Perbedaan dengan Weber adalah, jika Weber memaklumkan birokrasi
sebagai “organisasi rasional”, Albrow memaksudkan birokrasi sebagai “organisasi
yang di dalamnya manusia menerapkan kriteria rasionalitas terhadap tindakan
mereka.”
b. Birokrasi
sebagai Inefesiensi Organisasi
Birokrasi
merupakan antitesis (perlawanan) dari vitalitas administratif dan kretivitas
manajerianl. Birokrasi juga dinyatakan sebagai susunan manifestasi kelembagaan
yang cenderung ke arah infleksibilitas dan depersonalisasi. Selain itu,
birokrasi juga mengacu pada ketidaksempurnaan dalam struktur dan fungsi dalam
organisasi-organisasi besar.Birokrasi terlalu percaya kepada preseden (aturan
yang dibuat sebelumnya), kurang inisiatif, penundaan (lamban dalam berbagai
urusan), berkembangbiaknya formulir (terlalu banyak formalitas), duplikasi
usaha, dan departementalisme. Birokrasi juga merupakan organisasi yang tidak
dapat memperbaiki perilakunya dengan cara belajar dari kesalahannya.
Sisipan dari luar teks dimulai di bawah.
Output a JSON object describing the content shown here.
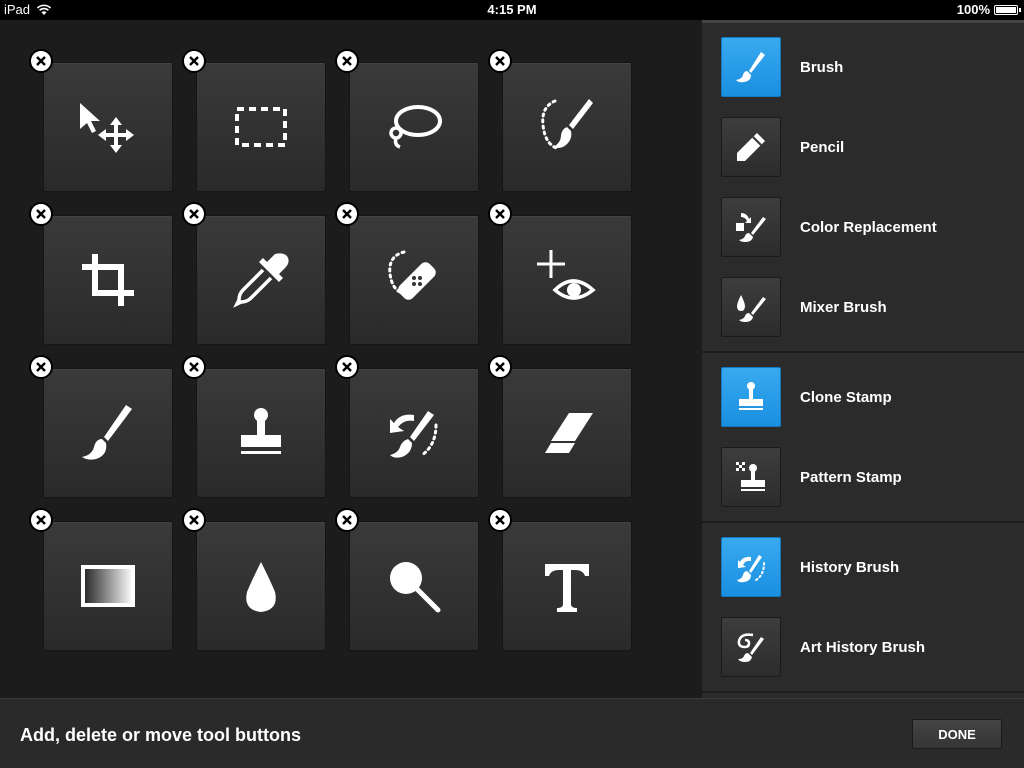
{
  "status_bar": {
    "device": "iPad",
    "time": "4:15 PM",
    "battery": "100%"
  },
  "grid": {
    "tools": [
      {
        "icon": "move-icon"
      },
      {
        "icon": "marquee-icon"
      },
      {
        "icon": "lasso-icon"
      },
      {
        "icon": "quick-selection-icon"
      },
      {
        "icon": "crop-icon"
      },
      {
        "icon": "eyedropper-icon"
      },
      {
        "icon": "healing-brush-icon"
      },
      {
        "icon": "red-eye-icon"
      },
      {
        "icon": "brush-icon"
      },
      {
        "icon": "clone-stamp-icon"
      },
      {
        "icon": "history-brush-icon"
      },
      {
        "icon": "eraser-icon"
      },
      {
        "icon": "gradient-icon"
      },
      {
        "icon": "blur-drop-icon"
      },
      {
        "icon": "dodge-icon"
      },
      {
        "icon": "type-icon"
      }
    ]
  },
  "side_panel": {
    "groups": [
      {
        "items": [
          {
            "label": "Brush",
            "icon": "brush-icon",
            "active": true
          },
          {
            "label": "Pencil",
            "icon": "pencil-icon",
            "active": false
          },
          {
            "label": "Color Replacement",
            "icon": "color-replacement-icon",
            "active": false
          },
          {
            "label": "Mixer Brush",
            "icon": "mixer-brush-icon",
            "active": false
          }
        ]
      },
      {
        "items": [
          {
            "label": "Clone Stamp",
            "icon": "clone-stamp-icon",
            "active": true
          },
          {
            "label": "Pattern Stamp",
            "icon": "pattern-stamp-icon",
            "active": false
          }
        ]
      },
      {
        "items": [
          {
            "label": "History Brush",
            "icon": "history-brush-icon",
            "active": true
          },
          {
            "label": "Art History Brush",
            "icon": "art-history-brush-icon",
            "active": false
          }
        ]
      }
    ]
  },
  "bottom_bar": {
    "hint": "Add, delete or move tool buttons",
    "done_label": "DONE"
  },
  "colors": {
    "accent": "#1e94e4",
    "tile": "#333333",
    "background": "#1c1c1c"
  }
}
Aturan-aturan di dalam birokrasi cenderung dipakai para anggotanya untuk kepentingan
diri sendiri.
c. Birokrasi
sebagai kekuasaan yang dijalankan oleh pejabat.
Birokrasi
merupakan pelaksanaan kekuasaan oleh para administrator yang profesional. Atau,
birokrasi merupakan pemerintahan oleh para pejabat. Dalam pengertian ini, pejabat
memiliki kekuasaan untuk mengatur dan melakukan sesuatu. Juga, seringkali
dikatakan birokrasi adalah kekuasaan para elit pejabat.
d. Birokrasi
sebagai administrasi negara (publik)
Birokrasi
merupakan komponen sistem politik, baik administrasi pemerintahan sipil ataupun
publik. Ia mencakup semua pegawai pemerintah. Birokrasi merupakan sistem
administrasi, yaitu struktur yang mengalokasikan barang dan jasa dalam suatu
pemerintahan. Lewat birokrasi, kebijakan-kebijakan negara diimplementasikan.
e. Birokrasi
sebagai administrasi yang dijalankan pejabat.
Birokrasi
dianggap sebagai sebuah struktur (badan). Di struktur itu, staf-staf
administrasi yang menjalankan otoritas keseharian menjadi bagian penting.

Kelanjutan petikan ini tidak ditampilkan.